Nov 6, 2007 (CIDRAP News) – Health experts who investigated Europe's first chikungunya outbreak involving transmission by local mosquitoes recently reported that cases could occur again next spring unless vigorous mosquito surveillance and eradication measures are used to control the disease in Italy and prevent its spread to other parts of Europe.
In late August, Italy's health ministry confirmed an outbreak of chikungunya in the Emilia-Romagna region of northeastern Italy. About a week later, health authorities said the outbreak represented the disease's first foothold in Europe, according to Sep 6 report in Eurosurveillance Weekly.
Soon afterward, experts from the European Centre for Disease Prevention and Control (ECDC) and the World Health Organization (WHO) traveled to Italy to assess the risk of chikungunya to the local population and the potential for its spread to other European countries. In late October the investigators posted their findings on the ECDC's Web site.
Chikungunya, spread by Aedes albopictus mosquitoes, usually causes fever, headache, fatigue, nausea, vomiting, muscle and joint pain, and a rash, according to the US Centers for Disease Control and Prevention (CDC). The disease is not life-threatening, but fatigue or joint pain can last for weeks to months. There is no vaccine or specific antiviral treatment for the illness, which is caused by an Alphavirus.
The United States has recorded some chikungunya cases among returning travelers but has not reported any transmission of the disease. Though two mosquito species that can spread the disease are found in the southeastern United States, CDC expert Dr. Ned Hayes has said the risk of indigenous transmission is probably low because lifestyle factors such as air conditioning and window screens protect people from heavy exposure to the mosquitoes.
As of Sep 21, Italian authorities had reported 292 suspected cases of chikungunya, of which 125 had been confirmed, according to the ECDC-WHO report. The outbreak started in late June when a local resident who had traveled to India fell ill with the disease. Soon afterward, the virus was believed to have spread among local A albopictus mosquitoes.

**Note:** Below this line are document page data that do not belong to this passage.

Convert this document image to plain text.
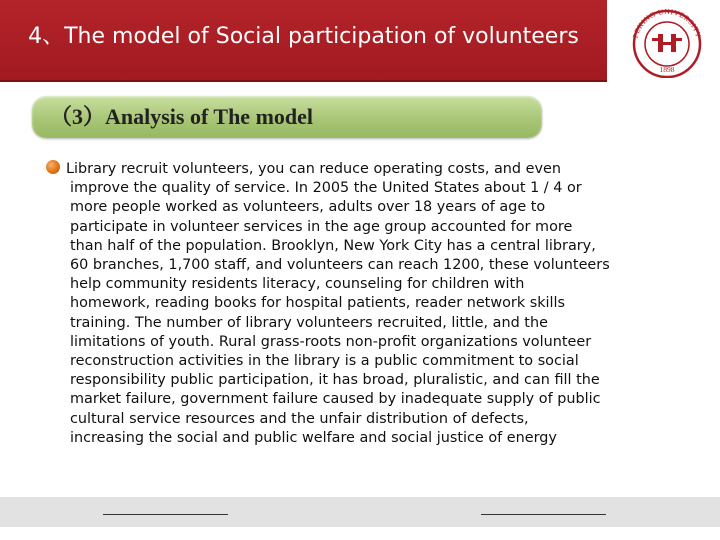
4、The model of Social participation of volunteers	PEKING UNIVERSITY
1898
（3）Analysis of The model
Library recruit volunteers, you can reduce operating costs, and even
improve the quality of service. In 2005 the United States about 1 / 4 or
more people worked as volunteers, adults over 18 years of age to
participate in volunteer services in the age group accounted for more
than half of the population. Brooklyn, New York City has a central library,
60 branches, 1,700 staff, and volunteers can reach 1200, these volunteers
help community residents literacy, counseling for children with
homework, reading books for hospital patients, reader network skills
training. The number of library volunteers recruited, little, and the
limitations of youth. Rural grass-roots non-profit organizations volunteer
reconstruction activities in the library is a public commitment to social
responsibility public participation, it has broad, pluralistic, and can fill the
market failure, government failure caused by inadequate supply of public
cultural service resources and the unfair distribution of defects,
increasing the social and public welfare and social justice of energy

The outbreak was largely contained to two neighboring villages where the man and his cousin lived, but authorities reported that transmission through infected mosquitoes has occurred in at least three other towns.
Four factors helped the virus become established in Emilia-Romagna region, the investigators found:
* A albopictus populations were dense in the region, but surveillance had not yet noted their presence because it was so recent.

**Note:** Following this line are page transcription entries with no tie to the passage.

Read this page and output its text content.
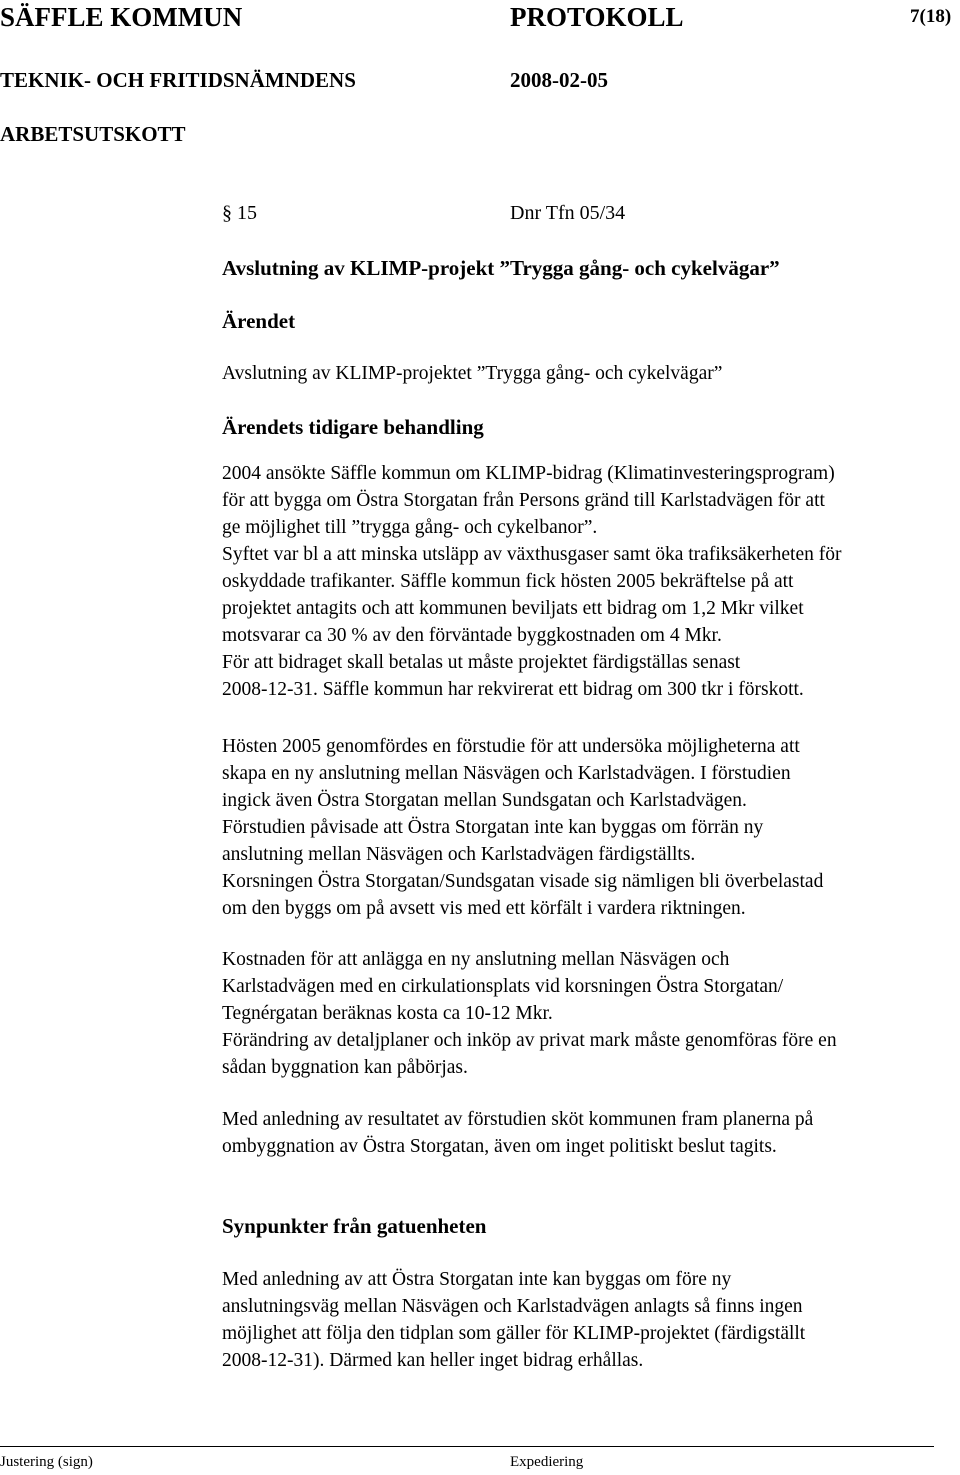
SÄFFLE KOMMUN	PROTOKOLL	7(18)
TEKNIK- OCH FRITIDSNÄMNDENS	2008-02-05
ARBETSUTSKOTT
§ 15	Dnr Tfn 05/34
Avslutning av KLIMP-projekt ”Trygga gång- och cykelvägar”
Ärendet
Avslutning av KLIMP-projektet ”Trygga gång- och cykelvägar”
Ärendets tidigare behandling
2004 ansökte Säffle kommun om KLIMP-bidrag (Klimatinvesteringsprogram)
för att bygga om Östra Storgatan från Persons gränd till Karlstadvägen för att
ge möjlighet till ”trygga gång- och cykelbanor”.
Syftet var bl a att minska utsläpp av växthusgaser samt öka trafiksäkerheten för
oskyddade trafikanter. Säffle kommun fick hösten 2005 bekräftelse på att
projektet antagits och att kommunen beviljats ett bidrag om 1,2 Mkr vilket
motsvarar ca 30 % av den förväntade byggkostnaden om 4 Mkr.
För att bidraget skall betalas ut måste projektet färdigställas senast
2008-12-31. Säffle kommun har rekvirerat ett bidrag om 300 tkr i förskott.
Hösten 2005 genomfördes en förstudie för att undersöka möjligheterna att
skapa en ny anslutning mellan Näsvägen och Karlstadvägen. I förstudien
ingick även Östra Storgatan mellan Sundsgatan och Karlstadvägen.
Förstudien påvisade att Östra Storgatan inte kan byggas om förrän ny
anslutning mellan Näsvägen och Karlstadvägen färdigställts.
Korsningen Östra Storgatan/Sundsgatan visade sig nämligen bli överbelastad
om den byggs om på avsett vis med ett körfält i vardera riktningen.
Kostnaden för att anlägga en ny anslutning mellan Näsvägen och
Karlstadvägen med en cirkulationsplats vid korsningen Östra Storgatan/
Tegnérgatan beräknas kosta ca 10-12 Mkr.
Förändring av detaljplaner och inköp av privat mark måste genomföras före en
sådan byggnation kan påbörjas.
Med anledning av resultatet av förstudien sköt kommunen fram planerna på
ombyggnation av Östra Storgatan, även om inget politiskt beslut tagits.
Synpunkter från gatuenheten
Med anledning av att Östra Storgatan inte kan byggas om före ny
anslutningsväg mellan Näsvägen och Karlstadvägen anlagts så finns ingen
möjlighet att följa den tidplan som gäller för KLIMP-projektet (färdigställt
2008-12-31). Därmed kan heller inget bidrag erhållas.
Justering (sign)	Expediering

* Local vegetation was thick and many backyards had plant pots and watering containers that harbored mosquitoes.
* The virus was introduced by a visitor returning from an area where chikungunya is endemic.
* Human population density was sufficient for disease transmission.

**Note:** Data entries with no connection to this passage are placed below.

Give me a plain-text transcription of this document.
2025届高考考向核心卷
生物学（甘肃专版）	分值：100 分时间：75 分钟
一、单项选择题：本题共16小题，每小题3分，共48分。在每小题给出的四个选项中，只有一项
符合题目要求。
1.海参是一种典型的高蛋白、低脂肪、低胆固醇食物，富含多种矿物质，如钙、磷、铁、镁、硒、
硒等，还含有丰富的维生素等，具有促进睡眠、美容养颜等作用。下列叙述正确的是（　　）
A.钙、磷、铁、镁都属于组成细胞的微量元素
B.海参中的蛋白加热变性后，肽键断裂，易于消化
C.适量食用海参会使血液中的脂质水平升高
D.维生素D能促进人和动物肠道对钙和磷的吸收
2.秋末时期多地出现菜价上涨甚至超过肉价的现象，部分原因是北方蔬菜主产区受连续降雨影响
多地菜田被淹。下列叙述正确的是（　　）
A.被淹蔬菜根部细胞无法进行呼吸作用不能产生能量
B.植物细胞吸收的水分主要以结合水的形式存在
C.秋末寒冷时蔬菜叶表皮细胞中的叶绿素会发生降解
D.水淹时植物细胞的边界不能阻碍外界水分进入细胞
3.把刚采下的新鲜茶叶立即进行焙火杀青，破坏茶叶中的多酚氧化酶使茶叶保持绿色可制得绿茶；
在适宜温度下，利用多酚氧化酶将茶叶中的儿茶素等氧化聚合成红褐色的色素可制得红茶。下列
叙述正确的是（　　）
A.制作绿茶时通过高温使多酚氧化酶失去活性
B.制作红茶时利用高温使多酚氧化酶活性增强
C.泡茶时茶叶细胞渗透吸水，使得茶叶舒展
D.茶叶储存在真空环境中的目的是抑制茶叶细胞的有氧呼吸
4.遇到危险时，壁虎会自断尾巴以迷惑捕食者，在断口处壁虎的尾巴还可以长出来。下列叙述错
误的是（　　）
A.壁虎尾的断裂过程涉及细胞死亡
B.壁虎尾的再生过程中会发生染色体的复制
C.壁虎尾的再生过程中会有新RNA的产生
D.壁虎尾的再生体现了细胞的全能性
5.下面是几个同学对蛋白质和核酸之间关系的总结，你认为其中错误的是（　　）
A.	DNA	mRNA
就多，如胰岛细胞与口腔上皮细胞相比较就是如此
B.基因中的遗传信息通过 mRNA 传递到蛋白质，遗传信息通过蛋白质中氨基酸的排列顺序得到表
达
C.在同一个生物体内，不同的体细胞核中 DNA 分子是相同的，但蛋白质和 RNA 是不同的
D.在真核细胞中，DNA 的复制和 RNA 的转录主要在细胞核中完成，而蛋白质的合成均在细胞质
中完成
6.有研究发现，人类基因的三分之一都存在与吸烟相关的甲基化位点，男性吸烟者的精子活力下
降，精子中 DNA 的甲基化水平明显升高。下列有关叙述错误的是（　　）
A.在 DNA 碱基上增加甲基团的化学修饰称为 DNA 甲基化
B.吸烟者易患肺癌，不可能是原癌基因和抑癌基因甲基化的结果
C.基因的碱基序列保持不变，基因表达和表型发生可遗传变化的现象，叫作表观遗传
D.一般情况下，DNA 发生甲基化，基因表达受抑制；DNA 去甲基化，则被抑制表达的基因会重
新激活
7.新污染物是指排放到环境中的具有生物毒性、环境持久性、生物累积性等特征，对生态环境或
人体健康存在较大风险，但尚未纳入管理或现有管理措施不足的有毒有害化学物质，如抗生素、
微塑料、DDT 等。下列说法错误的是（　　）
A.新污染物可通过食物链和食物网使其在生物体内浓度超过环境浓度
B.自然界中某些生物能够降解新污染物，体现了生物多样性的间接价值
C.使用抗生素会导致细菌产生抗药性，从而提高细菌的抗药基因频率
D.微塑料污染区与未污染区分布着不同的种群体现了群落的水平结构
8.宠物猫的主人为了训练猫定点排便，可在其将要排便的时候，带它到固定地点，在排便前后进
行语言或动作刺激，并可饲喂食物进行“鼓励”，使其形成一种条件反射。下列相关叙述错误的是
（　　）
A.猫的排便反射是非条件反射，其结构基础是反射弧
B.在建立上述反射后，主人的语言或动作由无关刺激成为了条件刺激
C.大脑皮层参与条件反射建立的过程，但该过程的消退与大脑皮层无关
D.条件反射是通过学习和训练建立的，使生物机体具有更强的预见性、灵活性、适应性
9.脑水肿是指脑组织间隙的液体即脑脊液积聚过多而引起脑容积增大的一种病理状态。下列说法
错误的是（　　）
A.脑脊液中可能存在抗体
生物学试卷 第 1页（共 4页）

Investigators said mosquito activity was expected to continue through October but could extend into November, depending on weather conditions.
Infected mosquitoes could reappear in the spring of 2008 when mosquito eggs hatch, the authors reported. Further, if the region has a mild winter, local mosquito activity could persist, causing sporadic cases that could maintain mosquito-to-human transmission cycles until spring, they added.
Careful surveillance and rapid mosquito-control measures will be the keys to preventing or limiting a recurrence of the disease in 2008, the report says. It notes data gaps on A albopictus populations in some areas of Europe where the vector could reside. A albopictus is found in several other European countries, including Albania, France, Belgium, Montenegro, Switzerland, Greece, Spain, Croatia, the Netherlands, Slovenia, Bosnia, Herzegovina, and possibly more, according to the Eurosurveillance Weekly report.
"The current epidemic is a unique opportunity for better understanding of risk factors and virus and vector dynamics, in order to allow for a correct preparedness on the European level to prevent or limit future outbreaks," the report states.
The investigators wrote that a better understanding of the climate, humidity, and light needed to support A albopictus populations is needed to help predict the geographic spread of chikungunya.